Dutchess_III's avatar

Still working on it. The whole “experiment” with the child was really a joke. I didn’t have the type of set up they had in the original. He had other things he could do, rather than just sit at a table in an empty room. Plus food doesn’t have a really strong draw for him.

Anyway, as I said, his biggest problem is understanding what is appropriate. He doesn’t have that inner voice that guides him, and that’s what I’m trying to work on.

LuckyGuy's avatar

Would this help? ;-)

Dutchess_III's avatar

LOL! NO! I’m afraid I’d electrocute him it in a fit of anger!

LuckyGuy's avatar

With “100 levels of shock and 100 levels of vibration” I’m sure there’s a perfect combination.

Sinqer's avatar

I don’t think I would teach ‘internal’ control, if it means some voice or conscience they should listen to. I teach kids the exact same things I teach people my own age, and I speak to them in almost the same manner with the same words. I think that’s why kids love me, though I can’t say I am very fond of them.
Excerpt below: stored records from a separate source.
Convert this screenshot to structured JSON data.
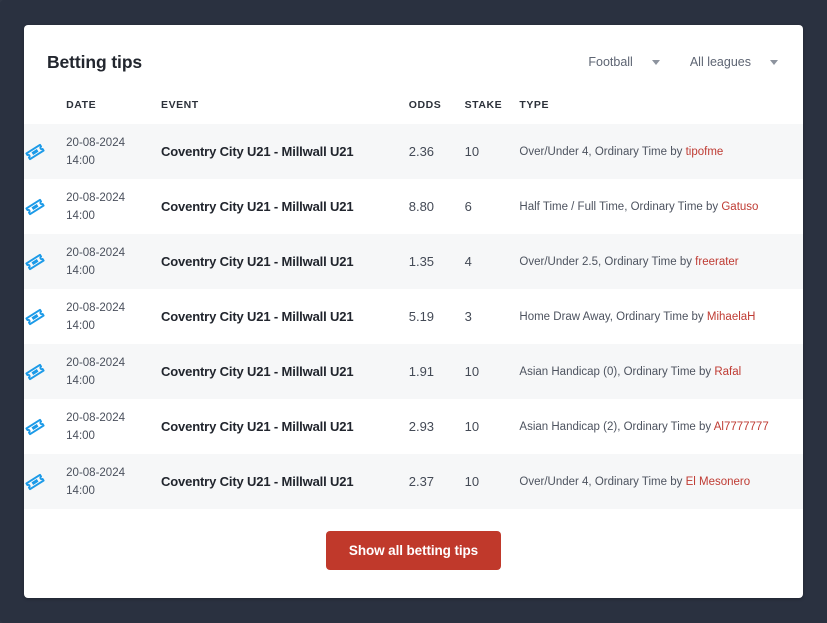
{
  "page": {
    "background_color": "#2a3140"
  },
  "card": {
    "title": "Betting tips",
    "filters": [
      {
        "name": "sport",
        "label": "Football",
        "icon": "chevron-down-icon"
      },
      {
        "name": "league",
        "label": "All leagues",
        "icon": "chevron-down-icon"
      }
    ],
    "table": {
      "columns": [
        "DATE",
        "EVENT",
        "ODDS",
        "STAKE",
        "TYPE"
      ],
      "rows": [
        {
          "icon": "ticket-icon",
          "date": "20-08-2024",
          "time": "14:00",
          "event": "Coventry City U21 - Millwall U21",
          "odds": "2.36",
          "stake": "10",
          "type": "Over/Under 4, Ordinary Time by",
          "tipster": "tipofme"
        },
        {
          "icon": "ticket-icon",
          "date": "20-08-2024",
          "time": "14:00",
          "event": "Coventry City U21 - Millwall U21",
          "odds": "8.80",
          "stake": "6",
          "type": "Half Time / Full Time, Ordinary Time by",
          "tipster": "Gatuso"
        },
        {
          "icon": "ticket-icon",
          "date": "20-08-2024",
          "time": "14:00",
          "event": "Coventry City U21 - Millwall U21",
          "odds": "1.35",
          "stake": "4",
          "type": "Over/Under 2.5, Ordinary Time by",
          "tipster": "freerater"
        },
        {
          "icon": "ticket-icon",
          "date": "20-08-2024",
          "time": "14:00",
          "event": "Coventry City U21 - Millwall U21",
          "odds": "5.19",
          "stake": "3",
          "type": "Home Draw Away, Ordinary Time by",
          "tipster": "MihaelaH"
        },
        {
          "icon": "ticket-icon",
          "date": "20-08-2024",
          "time": "14:00",
          "event": "Coventry City U21 - Millwall U21",
          "odds": "1.91",
          "stake": "10",
          "type": "Asian Handicap (0), Ordinary Time by",
          "tipster": "Rafal"
        },
        {
          "icon": "ticket-icon",
          "date": "20-08-2024",
          "time": "14:00",
          "event": "Coventry City U21 - Millwall U21",
          "odds": "2.93",
          "stake": "10",
          "type": "Asian Handicap (2), Ordinary Time by",
          "tipster": "Al7777777"
        },
        {
          "icon": "ticket-icon",
          "date": "20-08-2024",
          "time": "14:00",
          "event": "Coventry City U21 - Millwall U21",
          "odds": "2.37",
          "stake": "10",
          "type": "Over/Under 4, Ordinary Time by",
          "tipster": "El Mesonero"
        }
      ]
    },
    "footer": {
      "show_all_label": "Show all betting tips",
      "button_color": "#c0392b"
    }
  },
  "colors": {
    "tipster_link": "#bf3b33",
    "ticket_icon": "#1b9ae8",
    "row_stripe": "#f6f7f8"
  }
}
I would teach what I call discipline, which encompasses the concept of self control, but I do not agree with the simplicity or ease of ‘right and wrong’. I would explain causes and effects of behaviors and actions, so they will be aware of them before they make decisions.

My child is not doing wrong stealing cookies from the cookie jar, he is doing something that will cause effects, some of which will be consequences for his actions. Next time he has the opportunity to steal the cookie, he will consider those effects and weigh them accordingly before choosing.

Self control is a matter of deciding actions based on perceptions of effects. The immediate desire is always considered, since it’s the motive (i.e. the cookie). It’s the other effects that need to be taught, and I would press the limits of my child’s understandings of long term effects (i.e. a person who steals is someone to fear stealing your belongings, do you want to be someone feared for such, and how will people respond to such a person, so on and so forth).